Je rencontrai là le peintre de Maddrazo alors sous le coup d’un chagrin récent et dont la belle figure gardait l’empreinte d’une tristesse profonde, M. de Lassus, Albert Wolf, et tant d’autres. Des membres de l’Institut, des poètes, un vieux général dont j’oublie le nom et un botaniste qui, le premier, me donna le goût des plantes que je ne connaissais guère. Trop timide et trop ignorante pour oser me mêler à la conversation générale, j’écoutais de toutes mes oreilles et je regardais de tous mes yeux. Dans ces réunions qui devinrent ma meilleure joie, je connus le charme des causeries intéressantes et je compris l’influence de certains hommes sur leur milieu.
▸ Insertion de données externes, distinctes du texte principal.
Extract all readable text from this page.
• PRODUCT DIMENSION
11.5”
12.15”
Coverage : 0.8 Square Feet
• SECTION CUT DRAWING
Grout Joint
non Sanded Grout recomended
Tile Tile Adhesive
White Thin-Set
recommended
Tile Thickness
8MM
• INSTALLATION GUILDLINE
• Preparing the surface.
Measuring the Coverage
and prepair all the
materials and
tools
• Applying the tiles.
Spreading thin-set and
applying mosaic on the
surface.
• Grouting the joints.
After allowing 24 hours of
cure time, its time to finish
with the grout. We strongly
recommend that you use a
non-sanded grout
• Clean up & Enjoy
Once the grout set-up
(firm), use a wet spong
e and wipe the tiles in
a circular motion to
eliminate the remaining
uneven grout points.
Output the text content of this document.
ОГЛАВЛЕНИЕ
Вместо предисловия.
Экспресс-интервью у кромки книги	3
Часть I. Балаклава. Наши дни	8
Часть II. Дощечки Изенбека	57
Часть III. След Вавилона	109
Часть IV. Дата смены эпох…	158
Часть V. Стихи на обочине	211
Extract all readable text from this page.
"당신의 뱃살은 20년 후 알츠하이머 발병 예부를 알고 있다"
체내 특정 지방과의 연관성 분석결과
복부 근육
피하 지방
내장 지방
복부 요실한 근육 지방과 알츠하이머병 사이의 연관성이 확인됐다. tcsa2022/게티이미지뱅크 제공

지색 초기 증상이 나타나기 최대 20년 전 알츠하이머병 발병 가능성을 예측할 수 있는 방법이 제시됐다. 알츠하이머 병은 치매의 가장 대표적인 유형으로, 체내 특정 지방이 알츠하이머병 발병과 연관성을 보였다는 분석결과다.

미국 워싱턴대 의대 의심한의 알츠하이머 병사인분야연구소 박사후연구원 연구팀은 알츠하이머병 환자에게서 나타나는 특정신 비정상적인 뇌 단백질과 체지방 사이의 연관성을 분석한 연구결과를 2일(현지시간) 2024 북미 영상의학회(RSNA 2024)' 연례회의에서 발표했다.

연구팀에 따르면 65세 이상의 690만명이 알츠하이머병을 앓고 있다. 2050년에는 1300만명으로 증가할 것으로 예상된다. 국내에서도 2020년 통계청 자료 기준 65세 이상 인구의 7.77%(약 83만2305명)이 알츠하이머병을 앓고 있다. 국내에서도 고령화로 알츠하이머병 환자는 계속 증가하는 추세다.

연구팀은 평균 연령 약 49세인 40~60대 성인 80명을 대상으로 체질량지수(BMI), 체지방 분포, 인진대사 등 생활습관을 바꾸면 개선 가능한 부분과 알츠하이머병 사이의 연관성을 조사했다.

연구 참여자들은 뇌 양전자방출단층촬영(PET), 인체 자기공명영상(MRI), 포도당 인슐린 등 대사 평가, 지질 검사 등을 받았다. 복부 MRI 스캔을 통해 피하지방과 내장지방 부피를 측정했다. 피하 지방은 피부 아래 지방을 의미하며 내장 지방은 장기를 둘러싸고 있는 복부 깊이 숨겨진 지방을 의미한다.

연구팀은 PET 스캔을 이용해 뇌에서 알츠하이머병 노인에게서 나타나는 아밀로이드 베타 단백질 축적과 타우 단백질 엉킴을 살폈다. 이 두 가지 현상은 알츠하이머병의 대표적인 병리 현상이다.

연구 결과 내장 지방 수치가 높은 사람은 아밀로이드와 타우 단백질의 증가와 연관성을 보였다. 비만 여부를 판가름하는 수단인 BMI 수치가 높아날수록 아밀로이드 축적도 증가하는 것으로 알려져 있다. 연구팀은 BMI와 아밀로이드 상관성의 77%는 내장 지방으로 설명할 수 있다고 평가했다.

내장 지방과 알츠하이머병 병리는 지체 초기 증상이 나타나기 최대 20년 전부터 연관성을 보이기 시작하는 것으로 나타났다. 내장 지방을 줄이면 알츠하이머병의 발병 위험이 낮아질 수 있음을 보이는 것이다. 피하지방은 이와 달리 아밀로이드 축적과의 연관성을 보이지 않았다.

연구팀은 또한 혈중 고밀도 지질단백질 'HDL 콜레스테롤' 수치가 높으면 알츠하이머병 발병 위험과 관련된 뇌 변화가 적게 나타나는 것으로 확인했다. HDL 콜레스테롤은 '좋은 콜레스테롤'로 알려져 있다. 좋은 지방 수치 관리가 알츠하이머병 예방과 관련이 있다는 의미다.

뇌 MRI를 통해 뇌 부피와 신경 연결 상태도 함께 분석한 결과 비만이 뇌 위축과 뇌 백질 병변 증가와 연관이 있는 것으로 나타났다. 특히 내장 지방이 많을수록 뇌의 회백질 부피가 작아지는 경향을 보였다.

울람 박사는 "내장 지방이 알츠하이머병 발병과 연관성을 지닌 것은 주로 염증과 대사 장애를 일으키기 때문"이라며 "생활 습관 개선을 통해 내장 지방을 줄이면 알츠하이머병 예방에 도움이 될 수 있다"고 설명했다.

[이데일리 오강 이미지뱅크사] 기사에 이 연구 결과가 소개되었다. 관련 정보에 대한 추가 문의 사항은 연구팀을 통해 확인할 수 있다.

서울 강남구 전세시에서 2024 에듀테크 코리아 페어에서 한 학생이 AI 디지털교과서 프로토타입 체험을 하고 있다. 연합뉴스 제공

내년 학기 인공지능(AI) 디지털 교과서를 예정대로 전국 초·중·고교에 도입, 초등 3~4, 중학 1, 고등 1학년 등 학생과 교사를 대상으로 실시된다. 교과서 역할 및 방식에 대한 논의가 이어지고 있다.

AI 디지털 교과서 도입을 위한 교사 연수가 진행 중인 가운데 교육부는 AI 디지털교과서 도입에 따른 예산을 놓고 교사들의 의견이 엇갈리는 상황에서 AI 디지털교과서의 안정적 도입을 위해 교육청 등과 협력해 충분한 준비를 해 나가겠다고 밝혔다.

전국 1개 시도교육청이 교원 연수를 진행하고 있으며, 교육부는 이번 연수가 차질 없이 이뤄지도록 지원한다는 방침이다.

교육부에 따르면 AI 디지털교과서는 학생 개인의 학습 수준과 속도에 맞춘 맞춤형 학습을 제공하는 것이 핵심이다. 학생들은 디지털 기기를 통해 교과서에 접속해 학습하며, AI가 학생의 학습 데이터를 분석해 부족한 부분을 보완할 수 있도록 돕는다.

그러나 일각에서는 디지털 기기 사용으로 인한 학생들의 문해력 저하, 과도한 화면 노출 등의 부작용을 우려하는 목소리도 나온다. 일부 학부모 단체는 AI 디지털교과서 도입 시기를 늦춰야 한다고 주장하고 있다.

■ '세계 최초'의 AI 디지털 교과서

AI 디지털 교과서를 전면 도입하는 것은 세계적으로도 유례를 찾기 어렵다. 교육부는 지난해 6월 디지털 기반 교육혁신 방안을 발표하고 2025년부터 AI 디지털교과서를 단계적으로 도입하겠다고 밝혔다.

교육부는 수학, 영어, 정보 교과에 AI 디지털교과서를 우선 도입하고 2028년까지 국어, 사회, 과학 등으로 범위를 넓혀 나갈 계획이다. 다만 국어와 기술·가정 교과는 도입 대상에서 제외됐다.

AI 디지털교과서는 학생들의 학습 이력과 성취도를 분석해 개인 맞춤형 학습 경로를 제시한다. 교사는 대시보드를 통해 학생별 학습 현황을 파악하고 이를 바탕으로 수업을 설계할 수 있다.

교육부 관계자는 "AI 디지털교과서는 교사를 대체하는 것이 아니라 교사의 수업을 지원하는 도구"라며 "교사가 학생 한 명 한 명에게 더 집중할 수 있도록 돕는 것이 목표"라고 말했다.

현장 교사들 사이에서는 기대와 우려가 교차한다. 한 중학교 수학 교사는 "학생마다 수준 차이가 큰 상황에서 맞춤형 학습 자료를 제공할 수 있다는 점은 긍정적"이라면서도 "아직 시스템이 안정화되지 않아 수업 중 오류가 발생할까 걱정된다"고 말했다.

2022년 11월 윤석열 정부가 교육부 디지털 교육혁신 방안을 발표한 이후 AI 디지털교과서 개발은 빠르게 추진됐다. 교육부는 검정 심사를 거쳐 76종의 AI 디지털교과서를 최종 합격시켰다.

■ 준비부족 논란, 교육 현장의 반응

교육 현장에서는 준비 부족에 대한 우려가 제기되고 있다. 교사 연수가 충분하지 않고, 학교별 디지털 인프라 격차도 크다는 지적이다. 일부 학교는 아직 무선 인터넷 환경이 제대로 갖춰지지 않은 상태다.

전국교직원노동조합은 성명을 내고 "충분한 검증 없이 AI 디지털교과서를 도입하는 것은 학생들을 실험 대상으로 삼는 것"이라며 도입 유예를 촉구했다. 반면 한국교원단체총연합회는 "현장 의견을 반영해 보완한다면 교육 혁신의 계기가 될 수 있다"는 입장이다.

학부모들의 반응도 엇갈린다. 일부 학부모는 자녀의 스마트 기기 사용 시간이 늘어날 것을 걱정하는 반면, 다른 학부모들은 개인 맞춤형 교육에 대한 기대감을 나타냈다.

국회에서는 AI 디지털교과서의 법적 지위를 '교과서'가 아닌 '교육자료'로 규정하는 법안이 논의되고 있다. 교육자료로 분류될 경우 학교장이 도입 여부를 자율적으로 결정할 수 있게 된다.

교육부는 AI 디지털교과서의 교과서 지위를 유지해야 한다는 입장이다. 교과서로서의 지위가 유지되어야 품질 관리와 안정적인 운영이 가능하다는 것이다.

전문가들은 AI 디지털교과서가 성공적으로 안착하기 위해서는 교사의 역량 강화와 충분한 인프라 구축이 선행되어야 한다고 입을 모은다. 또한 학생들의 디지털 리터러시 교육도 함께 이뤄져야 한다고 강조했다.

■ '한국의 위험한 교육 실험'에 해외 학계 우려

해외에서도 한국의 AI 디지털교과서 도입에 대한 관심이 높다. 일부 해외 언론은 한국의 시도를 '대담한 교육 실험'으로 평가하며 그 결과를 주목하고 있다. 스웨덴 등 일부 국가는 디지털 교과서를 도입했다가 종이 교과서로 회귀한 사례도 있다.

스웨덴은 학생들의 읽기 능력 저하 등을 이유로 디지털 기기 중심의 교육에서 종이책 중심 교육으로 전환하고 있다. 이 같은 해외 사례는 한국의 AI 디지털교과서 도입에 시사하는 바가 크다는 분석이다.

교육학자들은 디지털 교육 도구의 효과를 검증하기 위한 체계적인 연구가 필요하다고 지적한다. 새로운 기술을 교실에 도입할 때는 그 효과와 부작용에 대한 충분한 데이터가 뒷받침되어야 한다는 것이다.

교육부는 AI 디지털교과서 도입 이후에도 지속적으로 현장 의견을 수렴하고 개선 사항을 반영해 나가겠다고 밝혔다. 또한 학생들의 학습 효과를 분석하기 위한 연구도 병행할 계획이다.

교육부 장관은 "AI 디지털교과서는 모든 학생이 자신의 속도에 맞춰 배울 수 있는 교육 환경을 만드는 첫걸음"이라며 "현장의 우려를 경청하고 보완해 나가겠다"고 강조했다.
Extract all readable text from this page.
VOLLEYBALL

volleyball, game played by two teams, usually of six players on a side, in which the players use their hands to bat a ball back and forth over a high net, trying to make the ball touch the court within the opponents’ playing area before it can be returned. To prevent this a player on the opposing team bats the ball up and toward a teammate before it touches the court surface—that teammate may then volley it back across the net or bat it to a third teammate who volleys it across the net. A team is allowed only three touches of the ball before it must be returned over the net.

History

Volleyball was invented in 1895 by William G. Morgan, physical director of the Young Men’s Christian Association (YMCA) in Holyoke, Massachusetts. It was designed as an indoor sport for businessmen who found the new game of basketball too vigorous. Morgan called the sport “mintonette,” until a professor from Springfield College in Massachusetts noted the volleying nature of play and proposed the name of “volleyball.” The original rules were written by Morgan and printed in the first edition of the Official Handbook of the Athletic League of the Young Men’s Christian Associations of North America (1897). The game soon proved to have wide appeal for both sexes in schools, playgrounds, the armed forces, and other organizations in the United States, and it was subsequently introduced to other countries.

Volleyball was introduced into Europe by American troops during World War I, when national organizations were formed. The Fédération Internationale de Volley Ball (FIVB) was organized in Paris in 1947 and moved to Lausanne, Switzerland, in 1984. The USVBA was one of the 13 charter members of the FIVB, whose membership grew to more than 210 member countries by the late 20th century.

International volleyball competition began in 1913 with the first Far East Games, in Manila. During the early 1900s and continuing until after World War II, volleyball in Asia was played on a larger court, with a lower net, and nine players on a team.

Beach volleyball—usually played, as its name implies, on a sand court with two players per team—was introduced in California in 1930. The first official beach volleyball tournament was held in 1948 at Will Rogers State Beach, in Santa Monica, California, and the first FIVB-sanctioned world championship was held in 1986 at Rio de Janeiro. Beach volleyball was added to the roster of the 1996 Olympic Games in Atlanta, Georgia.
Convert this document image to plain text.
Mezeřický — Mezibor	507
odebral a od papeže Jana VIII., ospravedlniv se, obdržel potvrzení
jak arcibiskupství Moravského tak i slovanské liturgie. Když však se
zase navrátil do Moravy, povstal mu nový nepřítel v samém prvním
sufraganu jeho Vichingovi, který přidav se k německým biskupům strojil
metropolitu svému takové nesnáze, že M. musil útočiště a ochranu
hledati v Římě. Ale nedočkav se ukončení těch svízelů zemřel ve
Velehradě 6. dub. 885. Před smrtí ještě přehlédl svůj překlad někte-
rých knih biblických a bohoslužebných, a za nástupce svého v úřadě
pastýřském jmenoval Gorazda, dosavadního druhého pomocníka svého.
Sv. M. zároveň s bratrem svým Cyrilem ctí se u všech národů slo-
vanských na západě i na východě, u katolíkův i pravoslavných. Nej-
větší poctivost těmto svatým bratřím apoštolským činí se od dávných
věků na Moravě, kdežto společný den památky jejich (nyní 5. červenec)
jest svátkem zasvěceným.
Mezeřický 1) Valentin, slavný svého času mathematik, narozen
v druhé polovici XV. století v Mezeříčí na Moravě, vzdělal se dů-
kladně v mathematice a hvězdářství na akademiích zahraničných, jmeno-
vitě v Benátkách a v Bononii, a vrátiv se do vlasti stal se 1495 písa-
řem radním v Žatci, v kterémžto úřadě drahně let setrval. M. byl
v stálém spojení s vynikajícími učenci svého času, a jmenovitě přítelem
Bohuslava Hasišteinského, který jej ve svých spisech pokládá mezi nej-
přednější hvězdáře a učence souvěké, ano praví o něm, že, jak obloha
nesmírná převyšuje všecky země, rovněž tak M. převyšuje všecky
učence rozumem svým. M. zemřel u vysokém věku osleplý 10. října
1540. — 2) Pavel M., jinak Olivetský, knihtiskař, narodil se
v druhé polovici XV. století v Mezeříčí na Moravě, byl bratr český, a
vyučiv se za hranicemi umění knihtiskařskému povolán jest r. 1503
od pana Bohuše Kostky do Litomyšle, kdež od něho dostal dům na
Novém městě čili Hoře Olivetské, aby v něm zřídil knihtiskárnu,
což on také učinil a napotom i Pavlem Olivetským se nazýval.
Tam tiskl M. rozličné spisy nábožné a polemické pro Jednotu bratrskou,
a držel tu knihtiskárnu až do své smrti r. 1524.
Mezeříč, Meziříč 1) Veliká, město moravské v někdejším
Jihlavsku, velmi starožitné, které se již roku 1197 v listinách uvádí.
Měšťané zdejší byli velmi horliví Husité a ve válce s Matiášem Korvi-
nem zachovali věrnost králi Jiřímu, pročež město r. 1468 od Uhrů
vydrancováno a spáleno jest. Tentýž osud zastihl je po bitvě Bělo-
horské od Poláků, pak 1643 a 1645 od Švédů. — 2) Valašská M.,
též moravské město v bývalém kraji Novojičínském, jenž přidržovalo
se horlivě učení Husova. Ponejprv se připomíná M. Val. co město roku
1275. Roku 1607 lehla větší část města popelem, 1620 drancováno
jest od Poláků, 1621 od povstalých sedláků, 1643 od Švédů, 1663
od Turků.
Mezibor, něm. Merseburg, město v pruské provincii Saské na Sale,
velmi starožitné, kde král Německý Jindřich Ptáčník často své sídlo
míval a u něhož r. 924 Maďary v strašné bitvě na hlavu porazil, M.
A ma grande honte, je représentais le côté musical de la soirée. Entre le dîner et le thé il me fallait exécuter, pour le plaisir de mon hôte, quelque sonate de Beethoven ou une romance de Mendelssohn. Il n’aimait pas m’entendre jouer Chopin, sous le prétexte que j’étais trop jeune pour cette musique. Plus tard, j’ai compris son idée et reconnu qu’elle n’était point sans fondements.
M. Mismier, Alsacien de Strasbourg, avait lui-même parfait son instruction par une étude de tous les instants. Il parlait l’anglais et l’allemand comme le français et la littérature allemande lui était particulièrement familière ; par lui, je connus la beauté des poèmes de Schiller. Je m’étais, sur ses conseils, remise à l’étude de l’allemand, qu’il parlait assez souvent avec moi, et pour lui complaire aussi, je repris le latin commencé au couvent. Il dirigeait mes lectures et par un choix approprié à mes connaissances, les rendait à mesure plus attrayantes et plus utiles. Une seule chose m’ennuyait toujours profondément et cela je crois bien le désespérait : c’était La Revue positiviste…
Jamais je ne pus lire plus d’un article à la fois et je le lisais comme un pensum. Depuis, il m’a été donné de lire bien des choses ennuyeuses et d’y prendre même un certain plaisir, mais à seize ans, je dois avouer que je n’avais aucune disposition pouf ce genre de littérature sèche et sans charmes.
Quand nous quittâmes Paris pour l’Égypte, M. Mismer me remit plusieurs lettres de recommandation pour différentes personnalités du Caire.
Celle que je portai la première, fut pour le juge M. Erbout (aujourd’hui en retraite, je pense), et qui occupait alors dans la capitale égyptienne, une importante fonction aux tribunaux mixtes.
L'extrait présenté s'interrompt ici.